To take this knowledge further, there is a need to put Two-Boat Lake into a larger context by comparing the dry and frozen landscape of West Greenland to other climate settings. For example, how would the biogeochemical cycling at Two-Boat Lake change under a warmer climate when the permafrost disappears, or how would the transport of elements change at a temperate site (e.g., Forsmark in Sweden) if the soils become permanently frozen?

Aim of Research

The overarching aim of the CatchNet Research package 3 (RP3) is to gain knowledge on how climate – primarily temperature and effective precipitation – affect the biogeochemical cycling of various elements. To achieve this, we will study elemental cycling across a climate gradient to obtain an even deeper understanding on the elemental transport under various climate conditions. This understanding can then help us to predict, for example, whether a specific landscape compartment would switch from being a sink to a source when the climate is altered.

Research focus

RP3 will focus on understanding how differences in climate, hydrology and vegetation affect the relative importance between different biogeochemical processes (e.g., eolian transport, hydrological transport, release from soils, and accumulation in soils and sediments). This will be achieved by studying elements with different biogeochemical behavior – e.g., those that are part of mineral grains, released through weathering, or that are mainly supplied with rain and snow – across a climate gradient. The gradient used will include Two-Boat Lake and Forsmark – the planned site for building a deep geological repository for spent nuclear fuel in Sweden– where biogeochemical and hydrological data have been gathered by SKB over a long time period. To better link the cold-temperate climate of Forsmark with the low-arctic climate of Two-Boat Lake additional site will be included in the climate gradient, e.g., the boreal Krycklan catchment in north-central Sweden and Wolf Creek in Canada. Working with a climate gradient spanning from arctic to cold-temperate regions will provide us with the opportunity to understand how differences in temperature and precipitation affect, e.g., where in the landscape a released radionuclide is most likely to end up, and whether it will be concentrated or diluted over time.

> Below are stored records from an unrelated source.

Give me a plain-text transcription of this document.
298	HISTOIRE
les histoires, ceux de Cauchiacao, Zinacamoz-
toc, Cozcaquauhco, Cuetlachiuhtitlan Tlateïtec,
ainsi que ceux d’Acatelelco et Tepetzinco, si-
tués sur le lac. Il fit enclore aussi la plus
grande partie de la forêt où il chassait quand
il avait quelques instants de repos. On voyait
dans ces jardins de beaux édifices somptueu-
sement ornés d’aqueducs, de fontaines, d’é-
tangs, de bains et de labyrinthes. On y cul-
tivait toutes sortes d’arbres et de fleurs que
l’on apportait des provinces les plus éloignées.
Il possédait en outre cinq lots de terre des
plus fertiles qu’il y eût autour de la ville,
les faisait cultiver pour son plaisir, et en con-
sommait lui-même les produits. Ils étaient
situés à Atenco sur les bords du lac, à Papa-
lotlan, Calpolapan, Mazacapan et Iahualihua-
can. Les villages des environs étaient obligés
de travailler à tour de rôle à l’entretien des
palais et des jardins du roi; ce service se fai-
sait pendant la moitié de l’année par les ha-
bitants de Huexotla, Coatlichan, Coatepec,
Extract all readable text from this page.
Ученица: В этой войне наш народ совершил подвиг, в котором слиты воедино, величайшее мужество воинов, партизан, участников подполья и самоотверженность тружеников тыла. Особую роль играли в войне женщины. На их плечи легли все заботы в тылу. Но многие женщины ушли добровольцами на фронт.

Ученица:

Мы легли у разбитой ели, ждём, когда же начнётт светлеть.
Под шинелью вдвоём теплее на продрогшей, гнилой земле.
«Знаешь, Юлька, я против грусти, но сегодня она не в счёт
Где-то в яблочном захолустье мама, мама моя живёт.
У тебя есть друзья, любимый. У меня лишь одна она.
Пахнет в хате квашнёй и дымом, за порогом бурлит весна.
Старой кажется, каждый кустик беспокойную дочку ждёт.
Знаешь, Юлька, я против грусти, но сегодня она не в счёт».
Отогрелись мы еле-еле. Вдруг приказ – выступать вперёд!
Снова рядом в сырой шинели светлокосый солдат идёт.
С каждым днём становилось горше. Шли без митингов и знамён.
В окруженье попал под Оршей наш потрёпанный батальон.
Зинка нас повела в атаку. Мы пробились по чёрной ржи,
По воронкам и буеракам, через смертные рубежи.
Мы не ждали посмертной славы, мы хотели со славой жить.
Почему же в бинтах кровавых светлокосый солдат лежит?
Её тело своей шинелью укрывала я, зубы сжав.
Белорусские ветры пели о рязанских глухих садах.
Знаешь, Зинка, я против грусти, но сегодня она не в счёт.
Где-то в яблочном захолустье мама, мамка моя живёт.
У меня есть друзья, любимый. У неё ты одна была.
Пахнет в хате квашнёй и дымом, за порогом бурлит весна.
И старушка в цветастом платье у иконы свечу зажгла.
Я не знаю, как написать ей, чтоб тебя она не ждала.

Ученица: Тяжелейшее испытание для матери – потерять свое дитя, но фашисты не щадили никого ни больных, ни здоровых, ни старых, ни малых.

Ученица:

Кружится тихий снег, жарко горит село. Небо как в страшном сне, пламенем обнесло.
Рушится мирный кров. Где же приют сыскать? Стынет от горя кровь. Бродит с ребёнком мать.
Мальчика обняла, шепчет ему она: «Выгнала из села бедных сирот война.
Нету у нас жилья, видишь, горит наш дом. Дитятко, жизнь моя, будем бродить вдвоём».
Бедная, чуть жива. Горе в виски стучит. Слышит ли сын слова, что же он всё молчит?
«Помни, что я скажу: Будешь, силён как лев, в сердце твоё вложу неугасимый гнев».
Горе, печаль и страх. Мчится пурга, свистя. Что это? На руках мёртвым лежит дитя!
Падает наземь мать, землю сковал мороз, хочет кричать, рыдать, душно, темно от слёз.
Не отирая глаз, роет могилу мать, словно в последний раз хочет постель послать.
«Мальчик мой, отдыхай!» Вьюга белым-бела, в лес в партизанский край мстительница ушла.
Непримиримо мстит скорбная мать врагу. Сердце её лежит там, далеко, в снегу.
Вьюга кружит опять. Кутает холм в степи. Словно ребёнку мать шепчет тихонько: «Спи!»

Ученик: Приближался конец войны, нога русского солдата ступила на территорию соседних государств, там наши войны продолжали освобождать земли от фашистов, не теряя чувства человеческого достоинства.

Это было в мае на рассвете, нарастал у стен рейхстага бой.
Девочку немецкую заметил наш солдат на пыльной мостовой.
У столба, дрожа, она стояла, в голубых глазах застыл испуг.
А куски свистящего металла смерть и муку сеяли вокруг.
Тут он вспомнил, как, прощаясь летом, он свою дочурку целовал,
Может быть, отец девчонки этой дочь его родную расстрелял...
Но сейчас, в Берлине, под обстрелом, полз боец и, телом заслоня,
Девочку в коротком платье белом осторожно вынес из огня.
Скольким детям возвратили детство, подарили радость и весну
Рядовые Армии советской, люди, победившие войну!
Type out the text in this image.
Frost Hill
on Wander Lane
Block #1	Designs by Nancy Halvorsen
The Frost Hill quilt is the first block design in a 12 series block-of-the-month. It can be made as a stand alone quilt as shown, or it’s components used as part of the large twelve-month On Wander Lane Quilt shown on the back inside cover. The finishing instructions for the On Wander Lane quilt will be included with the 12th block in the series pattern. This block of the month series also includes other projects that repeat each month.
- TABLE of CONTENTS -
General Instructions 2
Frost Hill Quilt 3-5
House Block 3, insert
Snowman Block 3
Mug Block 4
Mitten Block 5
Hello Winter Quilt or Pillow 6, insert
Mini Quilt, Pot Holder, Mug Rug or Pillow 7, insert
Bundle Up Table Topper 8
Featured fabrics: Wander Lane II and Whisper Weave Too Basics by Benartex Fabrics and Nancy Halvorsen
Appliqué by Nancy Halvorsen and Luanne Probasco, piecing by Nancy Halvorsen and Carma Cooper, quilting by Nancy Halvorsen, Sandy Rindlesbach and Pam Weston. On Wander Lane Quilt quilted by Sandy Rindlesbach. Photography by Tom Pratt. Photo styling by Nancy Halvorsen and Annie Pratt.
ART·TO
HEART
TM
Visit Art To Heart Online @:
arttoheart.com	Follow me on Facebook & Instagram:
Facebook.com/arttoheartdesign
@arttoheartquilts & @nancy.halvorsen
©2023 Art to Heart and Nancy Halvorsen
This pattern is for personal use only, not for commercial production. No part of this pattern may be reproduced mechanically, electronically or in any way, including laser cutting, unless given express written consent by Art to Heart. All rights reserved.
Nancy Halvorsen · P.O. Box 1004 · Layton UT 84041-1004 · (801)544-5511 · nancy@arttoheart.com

More specific research questions could include, e.g.:

• How does temperature and precipitation affect the transport of slow-weathering elements (e.g., Al and Ti), fast-weathering elements (e.g., Ca and K), easily dissolved, non-reactive, elements (e.g., Cl), reactive nutrients (e.g., N and P), and organically bound element (e.g., C)?
• Are there any differences in the seasonal variability due to differences in the climate?
• Is temperature or precipitation the most important driver for any biogeochemical differences between climate settings?
• What is the influence of non-steady state situations on biogeochemical cycling under different climate conditions?

Team

Sean Carey. Dr. Sean Carey is a Professor in the School of Geography and Earth Sciences at McMaster University in Canada where he directs the Watershed Hydrology Group. His research interests include hydrological and land surface processes in natural and human impacted environments. He has a particularly enthusiasm for cold environments and has been working in subarctic Yukon for the past 25 years.

Johan Rydberg. Dr. Johan Rydberg work at the Department of Ecology and Environmental Science, Umeå University. He works primarily with how different perturbations – natural or human induced – have affected the biogeochemical cycling over long time scales (decades to millennia) using natural archives such as lake sediments and peat deposits. Johan Rydberg has been involved in the biogeochemical aspects of the GRASP-project, and will continue to work on how the biogeochemical cycling of elements is affected by, e.g., climate, hydrology and vegetation within the CatchNet-project.